Related – CBA Sells CFS Stake, Flags $1.5b COVID Charge
Commonwealth Bank has set aside $1.5 billion for potential defaults on account of COVID-19-related shutdowns.
The provision, announced in Wednesday’s third-quarter trading update, takes the total forward provisions by the big four banks
to just over $4.49 billion.
New accounting rules require banks and some other companies to estimate future losses, write-downs, impairments rather than account and provide for them after the loans have gone bad or the mortgagee has collapsed.
CBA joins its other rivals in taking a hit from the COVID-19 related restrictions that resulted in economic activity coming to a standstill and led to business closures.
Westpac has taken a $1.6 billion charge. ANZ has put aside $1 billion in COVID-19 provisions, while NAB has made provisions for $807 million.
While Westpac and ANZ have deferred dividend payouts, CBA completed its $3.5 billion interim dividend payment in March.
Australia’s largest bank reported that cash profit for the third quarter from continuing operations was $1.3 billion.
Net profit for the March quarter from continuing operations was $1.3 billion, as operating income remained flat.
The Commonwealth Bank said the $1.5 billion charge was for the potential longer-term impacts of COVID-19.
It said it has considered a range of scenarios and in its base case scenario and expects unemployment to hover around 8% in 2020 and 2021 while housing prices may fall 11% over three years.

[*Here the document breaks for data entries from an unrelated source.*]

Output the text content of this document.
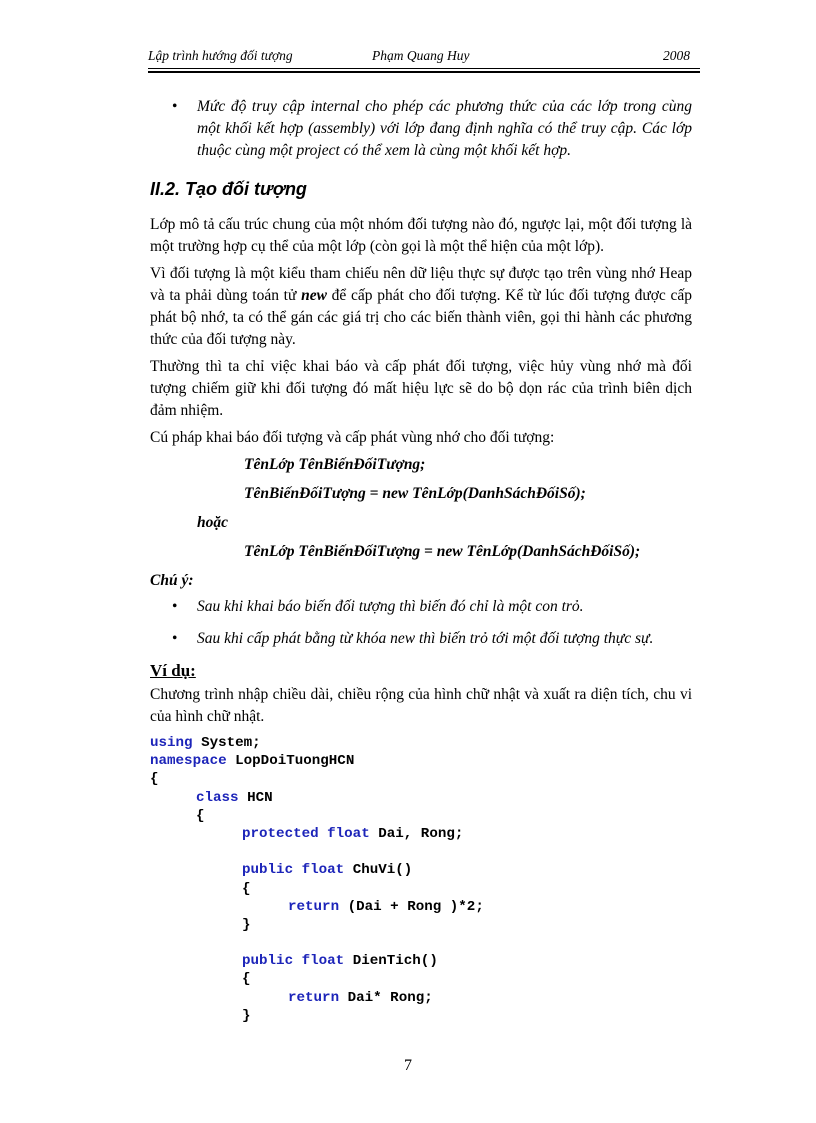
Lập trình hướng đối tượng	Phạm Quang Huy	2008

• Mức độ truy cập internal cho phép các phương thức của các lớp trong cùng một khối kết hợp (assembly) với lớp đang định nghĩa có thể truy cập. Các lớp thuộc cùng một project có thể xem là cùng một khối kết hợp.

II.2. Tạo đối tượng

Lớp mô tả cấu trúc chung của một nhóm đối tượng nào đó, ngược lại, một đối tượng là một trường hợp cụ thể của một lớp (còn gọi là một thể hiện của một lớp).

Vì đối tượng là một kiểu tham chiếu nên dữ liệu thực sự được tạo trên vùng nhớ Heap và ta phải dùng toán tử new để cấp phát cho đối tượng. Kể từ lúc đối tượng được cấp phát bộ nhớ, ta có thể gán các giá trị cho các biến thành viên, gọi thi hành các phương thức của đối tượng này.

Thường thì ta chỉ việc khai báo và cấp phát đối tượng, việc hủy vùng nhớ mà đối tượng chiếm giữ khi đối tượng đó mất hiệu lực sẽ do bộ dọn rác của trình biên dịch đảm nhiệm.

Cú pháp khai báo đối tượng và cấp phát vùng nhớ cho đối tượng:

TênLớp TênBiếnĐốiTượng;
TênBiếnĐốiTượng = new TênLớp(DanhSáchĐốiSố);
hoặc
TênLớp TênBiếnĐốiTượng = new TênLớp(DanhSáchĐốiSố);
Chú ý:

• Sau khi khai báo biến đối tượng thì biến đó chỉ là một con trỏ.

• Sau khi cấp phát bằng từ khóa new thì biến trỏ tới một đối tượng thực sự.

Ví dụ:

Chương trình nhập chiều dài, chiều rộng của hình chữ nhật và xuất ra diện tích, chu vi của hình chữ nhật.

using System;
namespace LopDoiTuongHCN
{
class HCN
{
protected float Dai, Rong;

public float ChuVi()
{
return (Dai + Rong )*2;
}

public float DienTich()
{
return Dai* Rong;
}
7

It also took a $135 million charge relating to customer remediation in the wake of the banking royal commission, which pushed up operating expenses by 5% during the March quarter.
The bank’s total provisions have risen to $6.4 billion.
Loan impairment expense was $1.6 billion in the March quarter or 80 basis points of gross loans and acceptances. (0.8%).
The bank’s shares rose 1.1% to $60.37.
CBA separately announced it would sell a 55% stake in Colonial First State to global investment firm KKR for $1.7 billion.
“The transaction is consistent with CBA’s strategy to focus on its core banking businesses and to create a simpler and better
bank, while allowing CFS to become a more focused standalone business,” the bank said.
The sale will result in a post-tax profit of $1.5 billion and lift CBA’s CET1 capital ratio by another 30-40 basis points, the bank said, helping offset the $1.5 billion forward provision.
CBA has previously sold CFS Global Asset Management to Japan’s Mitsubishi, the Comminsure business to AIA as well as stakes in its former financial advisory businesses.